In his Essay on the Development of Christian Doctrine, Newman speaks of “preservation of type.” Like Vincent he appeals to embryonic analogies: the fledged bird differs significantly from its form in the egg; a butterfly begins as a grub, enters into its cocoon, and reemerges into the world as a beautiful winged creature (5.1.4). Yet despite the growth and changes, we do not speak of animals as becoming different creatures: “The adult animal has the same make, as it had on its birth; young birds do not grow into fishes, nor does the child degenerate into the brute, wild or domestic, of which he is by inheritance lord” (5.1.1). Newman insists that legitimate doctrinal developments maintain essential continuity with the original revelation.
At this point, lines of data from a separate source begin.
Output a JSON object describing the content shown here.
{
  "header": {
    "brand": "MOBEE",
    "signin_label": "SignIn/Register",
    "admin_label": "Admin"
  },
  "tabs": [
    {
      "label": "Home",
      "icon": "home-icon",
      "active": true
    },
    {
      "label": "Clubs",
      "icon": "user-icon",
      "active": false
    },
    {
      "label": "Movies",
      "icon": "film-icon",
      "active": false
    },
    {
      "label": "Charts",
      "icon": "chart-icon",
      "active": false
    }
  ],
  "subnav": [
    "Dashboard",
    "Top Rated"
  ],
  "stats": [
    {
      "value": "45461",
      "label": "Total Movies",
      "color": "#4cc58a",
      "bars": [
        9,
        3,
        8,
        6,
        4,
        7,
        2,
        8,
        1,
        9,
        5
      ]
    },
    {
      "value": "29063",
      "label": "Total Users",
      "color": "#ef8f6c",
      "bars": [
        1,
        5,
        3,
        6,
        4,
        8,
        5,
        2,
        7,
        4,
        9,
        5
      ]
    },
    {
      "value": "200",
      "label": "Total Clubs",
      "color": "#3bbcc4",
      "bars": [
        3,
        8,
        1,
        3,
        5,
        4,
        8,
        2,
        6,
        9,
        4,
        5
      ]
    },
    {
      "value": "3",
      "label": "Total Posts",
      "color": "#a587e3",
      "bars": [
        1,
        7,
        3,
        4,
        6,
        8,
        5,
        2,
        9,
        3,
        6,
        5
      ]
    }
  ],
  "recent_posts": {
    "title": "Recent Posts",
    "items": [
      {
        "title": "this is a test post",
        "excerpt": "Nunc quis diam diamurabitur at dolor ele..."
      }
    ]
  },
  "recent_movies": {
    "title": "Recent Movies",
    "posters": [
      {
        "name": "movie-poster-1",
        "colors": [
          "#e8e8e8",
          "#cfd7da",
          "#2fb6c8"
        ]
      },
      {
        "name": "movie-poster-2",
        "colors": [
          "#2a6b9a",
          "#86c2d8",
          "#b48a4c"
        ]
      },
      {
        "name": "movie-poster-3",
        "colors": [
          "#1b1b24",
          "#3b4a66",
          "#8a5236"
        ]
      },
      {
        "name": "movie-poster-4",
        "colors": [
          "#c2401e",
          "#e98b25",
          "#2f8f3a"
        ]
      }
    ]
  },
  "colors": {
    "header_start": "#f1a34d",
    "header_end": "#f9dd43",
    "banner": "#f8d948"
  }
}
False developments, however, tend toward its dissolution and destruction.

Ironically, Newman envisioned his essay as a refutation of St Vincent. He could only see an incompatibility between the Vincentian first rule (antiquity, universality, and consent) and the Vincentian second rule (identity of type). Yet as we have seen in this series, Vincent himself understood his first rule as “instantiated in determinate ecclesial structures. This is simply to say that the canon only lives and breathes, only comes to life, in and through Sacred Scripture and, particularly on disputed points, Scripture as interpreted by the church” (Guarino, p. 61).